Nicholas GONZALEZ TORRES, Plaintiff-Appellant, v. Brian BELLEQUE, OSP Superintendent; et al., Defendants-Appellees.
    No. 08-35392.
    United States Court of Appeals, Ninth Circuit.
    Submitted Sept. 13, 2010.
    
    Filed Oct. 5, 2010.
    Nicolas Gonzalez Torres, Salem, OR, pro se.
    Before: SILVERMAN, CALLAHAN, and N.R. SMITH, Circuit Judges.
    
      
       The panel unanimously concludes this case is suitable for decision without oral argument. See Fed. R.App. P. 34(a)(2).
    
   MEMORANDUM

Oregon state prisoner Nicholas Gonzalez Torres appeals pro se from the district court’s judgment dismissing his 42 U.S.C. § 1983 action alleging that he was denied access to the courts. We have jurisdiction under 28 U.S.C. § 1291. We review de novo a dismissal under 28 U.S.C. § 1915(e)(2). Huftile v. Miccio-Fonseca, 410 F.3d 1136, 1138 (9th Cir.2005). We affirm.

The district court properly dismissed the action because Torres had access to court-appointed counsel. See United States v. Wilson, 690 F.2d 1267, 1271-72 (9th Cir.1982) (the offer of court-appointed counsel satisfies the Fifth Amendment obligation to provide meaningful access to the courts, even where detainee is denied pretrial access to a law library); see also Lewis v. Casey, 518 U.S. 343, 350-51, 116 S.Ct. 2174, 135 L.Ed.2d 606 (1996) (prisoners have no per se right to a law library).

Contrary to Torres’s contention, the district court did not abuse its discretion by dismissing his complaint without leave to amend because amendment would have been futile. See Lopez v. Smith, 203 F.3d 1122, 1127 (9th Cir.2000) (en banc).

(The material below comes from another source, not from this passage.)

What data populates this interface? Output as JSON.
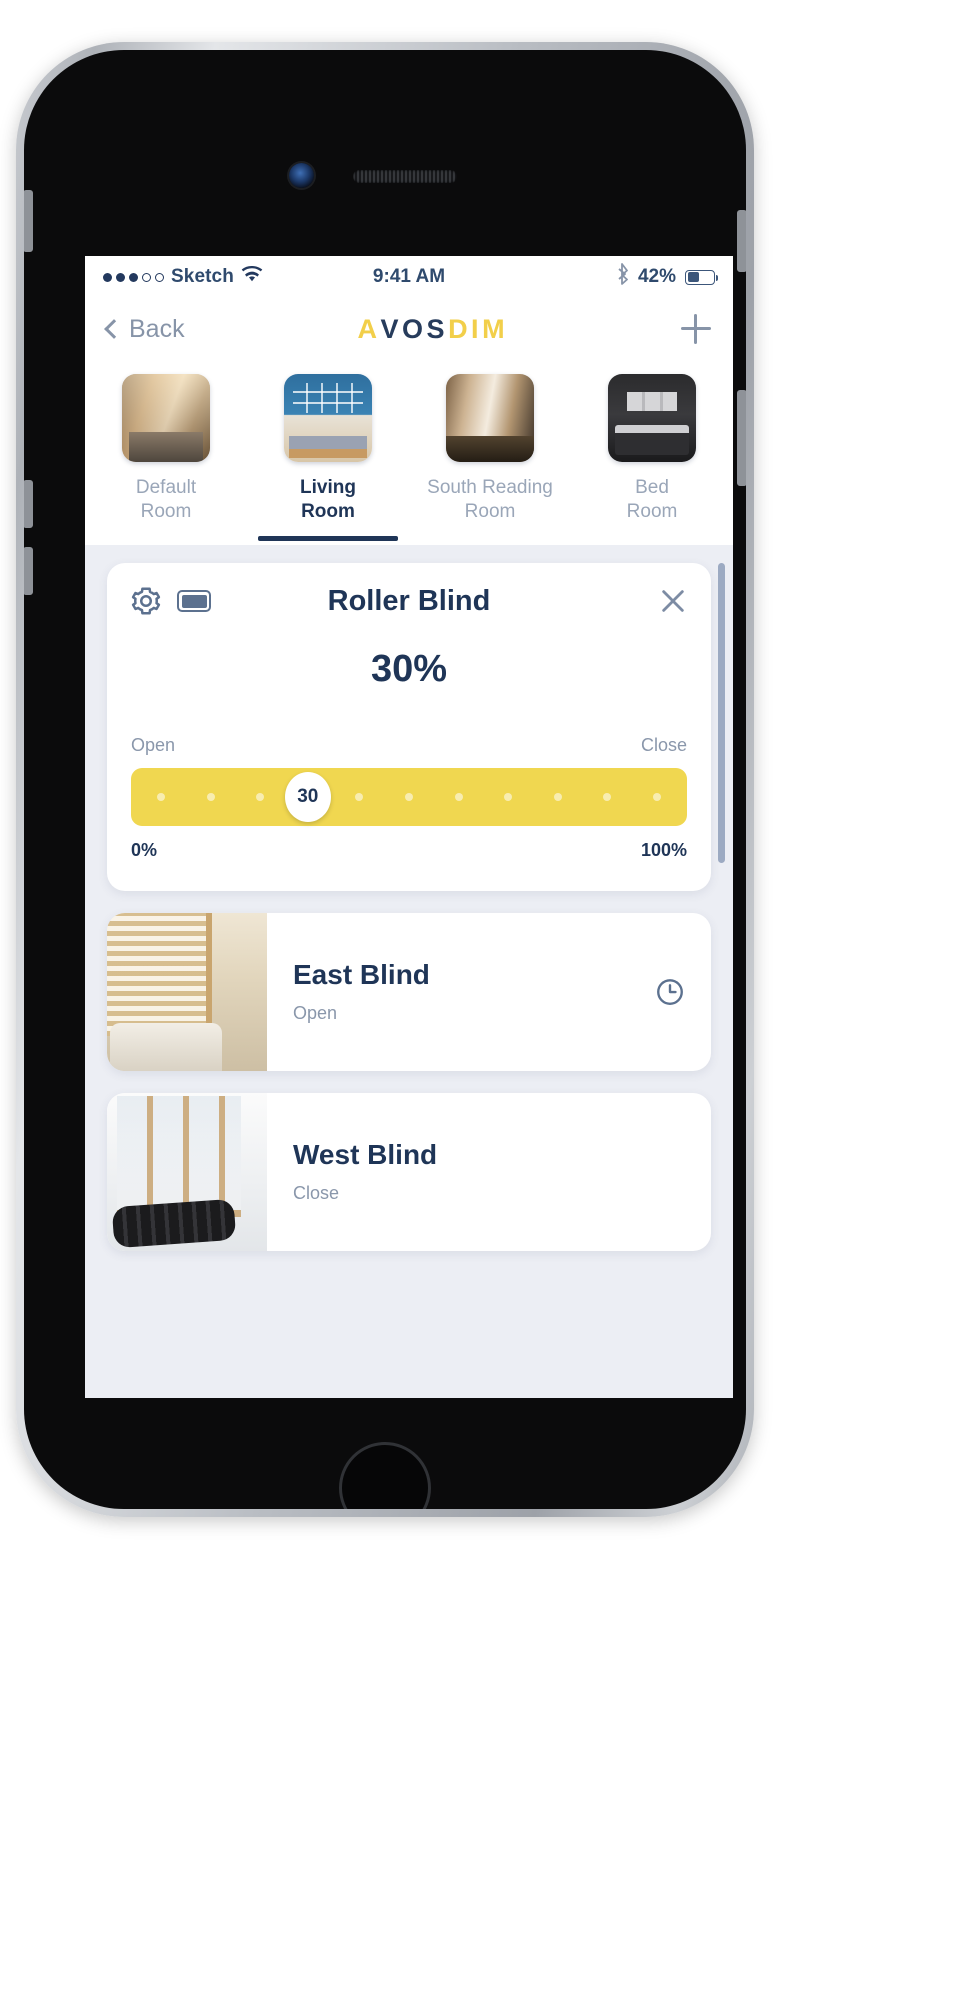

The district court also did not abuse its discretion by denying Torres’s motions for reconsideration because Torres did not identify any new evidence, change in law, clear error, or manifest injustice. See Sch. Dist. No. 1J, Multnomah County, Or. v. ACandS, Inc., 5 F.3d 1255, 1262-63 (9th Cir.1993) (reviewing for abuse of discretion and setting forth requirements for reconsideration).

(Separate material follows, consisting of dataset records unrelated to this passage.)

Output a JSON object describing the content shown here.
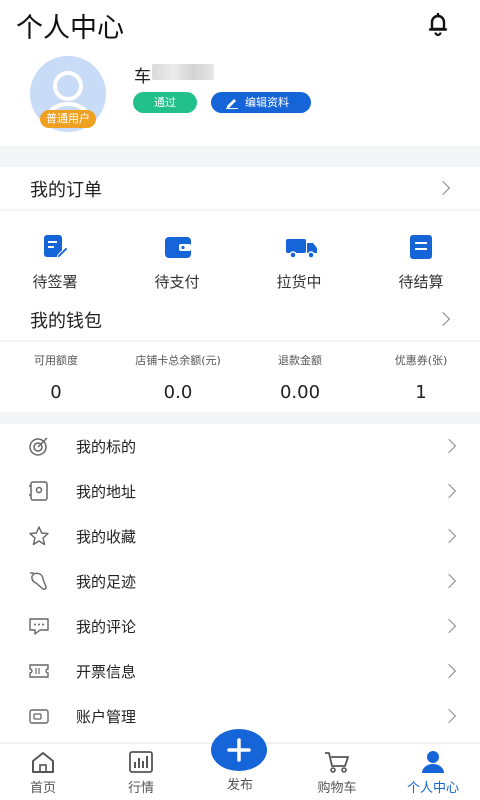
{
  "header": {
    "title": "个人中心"
  },
  "profile": {
    "username_visible": "车",
    "user_type_badge": "普通用户",
    "status": "通过",
    "edit_label": "编辑资料"
  },
  "orders": {
    "title": "我的订单",
    "items": [
      {
        "label": "待签署",
        "icon": "sign-doc-icon"
      },
      {
        "label": "待支付",
        "icon": "wallet-icon"
      },
      {
        "label": "拉货中",
        "icon": "truck-icon"
      },
      {
        "label": "待结算",
        "icon": "settlement-icon"
      }
    ]
  },
  "wallet": {
    "title": "我的钱包",
    "items": [
      {
        "label": "可用额度",
        "value": "0"
      },
      {
        "label": "店铺卡总余额(元)",
        "value": "0.0"
      },
      {
        "label": "退款金额",
        "value": "0.00"
      },
      {
        "label": "优惠券(张)",
        "value": "1"
      }
    ]
  },
  "menu": [
    {
      "label": "我的标的",
      "icon": "target-icon"
    },
    {
      "label": "我的地址",
      "icon": "address-icon"
    },
    {
      "label": "我的收藏",
      "icon": "star-icon"
    },
    {
      "label": "我的足迹",
      "icon": "footprint-icon"
    },
    {
      "label": "我的评论",
      "icon": "comment-icon"
    },
    {
      "label": "开票信息",
      "icon": "invoice-icon"
    },
    {
      "label": "账户管理",
      "icon": "account-icon"
    }
  ],
  "bottom_nav": [
    {
      "label": "首页",
      "icon": "home-icon"
    },
    {
      "label": "行情",
      "icon": "market-chart-icon"
    },
    {
      "label": "发布",
      "icon": "plus-icon"
    },
    {
      "label": "购物车",
      "icon": "cart-icon"
    },
    {
      "label": "个人中心",
      "icon": "person-icon",
      "active": true
    }
  ],
  "colors": {
    "accent": "#1565d8",
    "success": "#22c08a",
    "badge": "#f0a020"
  }
}
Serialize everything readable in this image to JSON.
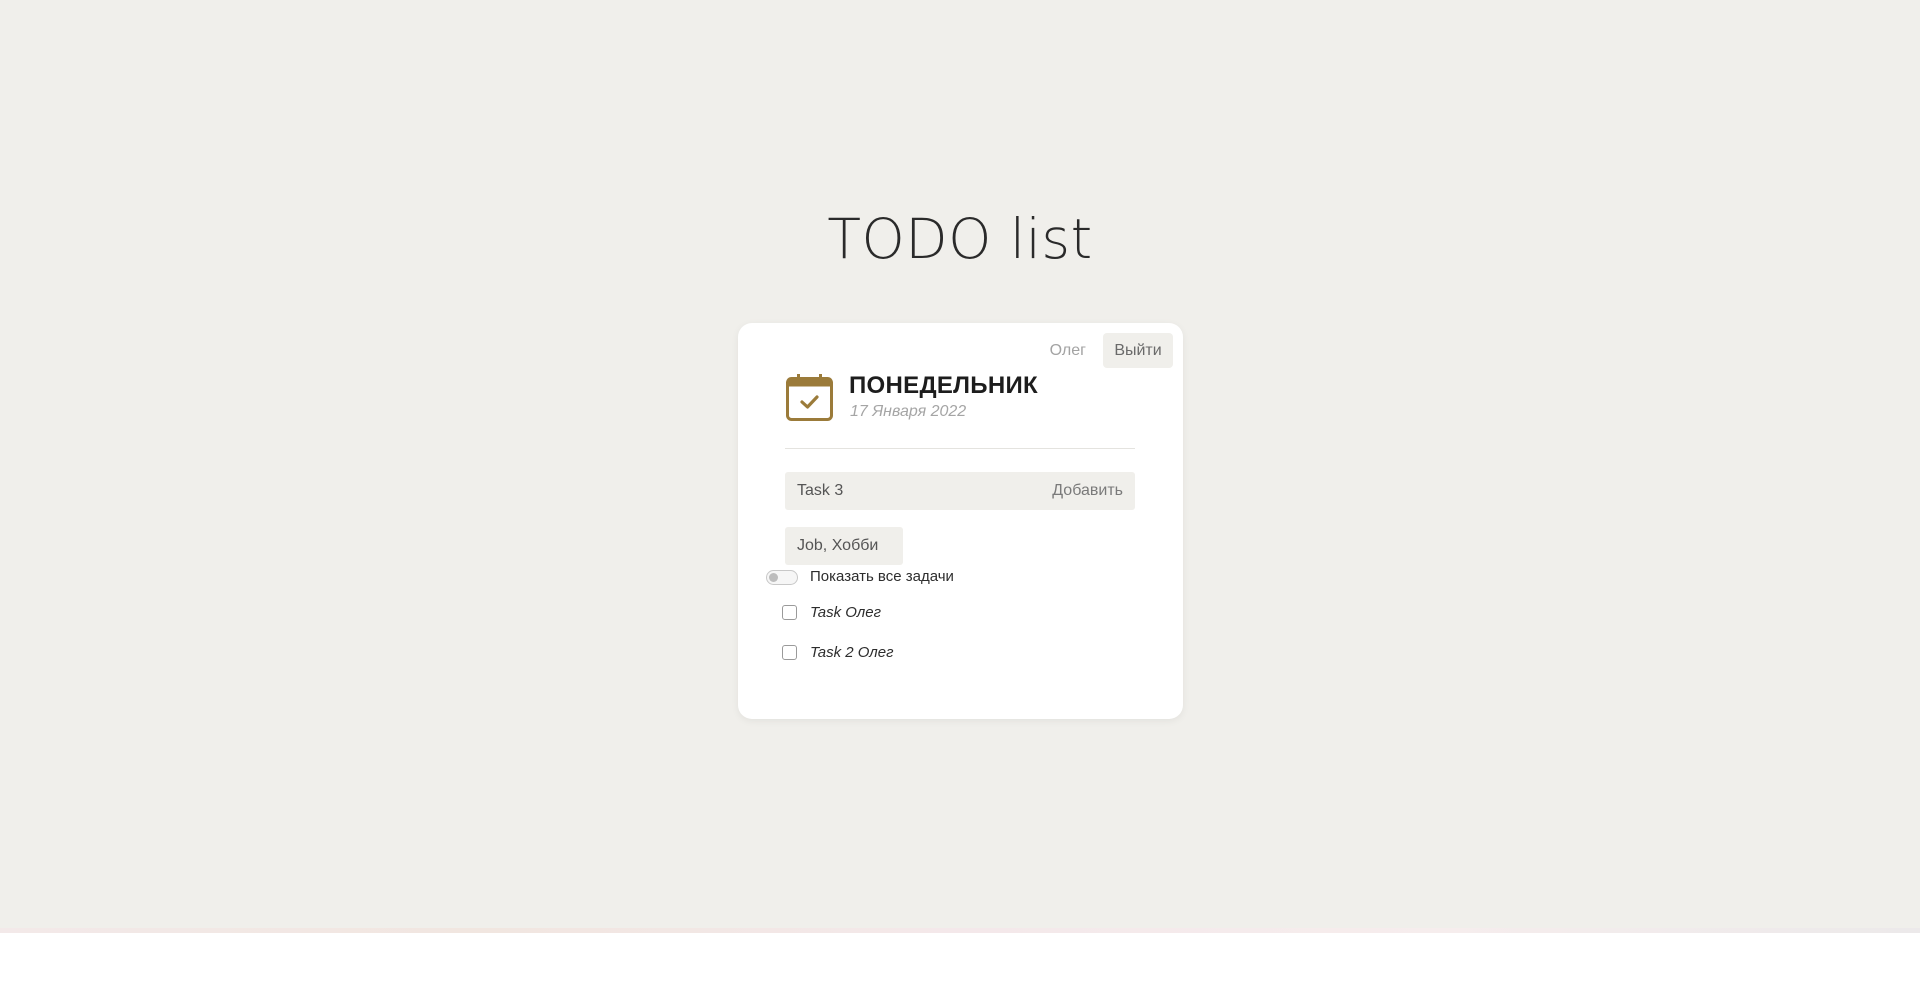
{
  "app": {
    "title": "TODO list"
  },
  "card": {
    "user_name": "Олег",
    "logout_label": "Выйти",
    "day_title": "ПОНЕДЕЛЬНИК",
    "date": "17 Января 2022",
    "task_input": {
      "value": "Task 3",
      "placeholder": ""
    },
    "add_label": "Добавить",
    "tags_input": {
      "value": "Job, Хобби",
      "placeholder": ""
    },
    "show_all": {
      "label": "Показать все задачи",
      "enabled": false
    },
    "tasks": [
      {
        "label": "Task Олег",
        "done": false
      },
      {
        "label": "Task 2 Олег",
        "done": false
      }
    ]
  },
  "colors": {
    "background": "#f0efeb",
    "card": "#ffffff",
    "accent": "#9b7b3a"
  },
  "icons": {
    "calendar": "calendar-check-icon"
  }
}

Finally, the district court did not abuse its discretion in denying Torres’s recusal motion because no “reasonable person with knowledge of all the facts would conclude that the judge’s impartiality might reasonably be questioned.” Clemens v. U.S. Dist. Court for the Cent. Dist. of Cal., 428 F.3d 1175, 1178 (9th Cir.2005) (internal quotation marks and citation omitted).

We do not consider arguments raised for the first time on appeal. See Smith v. Marsh, 194 F.3d 1045, 1052 (9th Cir.1999).

Torres’s remaining contentions are unpersuasive.

The opening brief received on March 15, 2010 is ordered filed.

Torres’s request for the appointment of counsel is denied.

AFFIRMED. 
      
       This disposition is not appropriate for publication and is not precedent except as provided by Ninth Circuit Rule 36-3.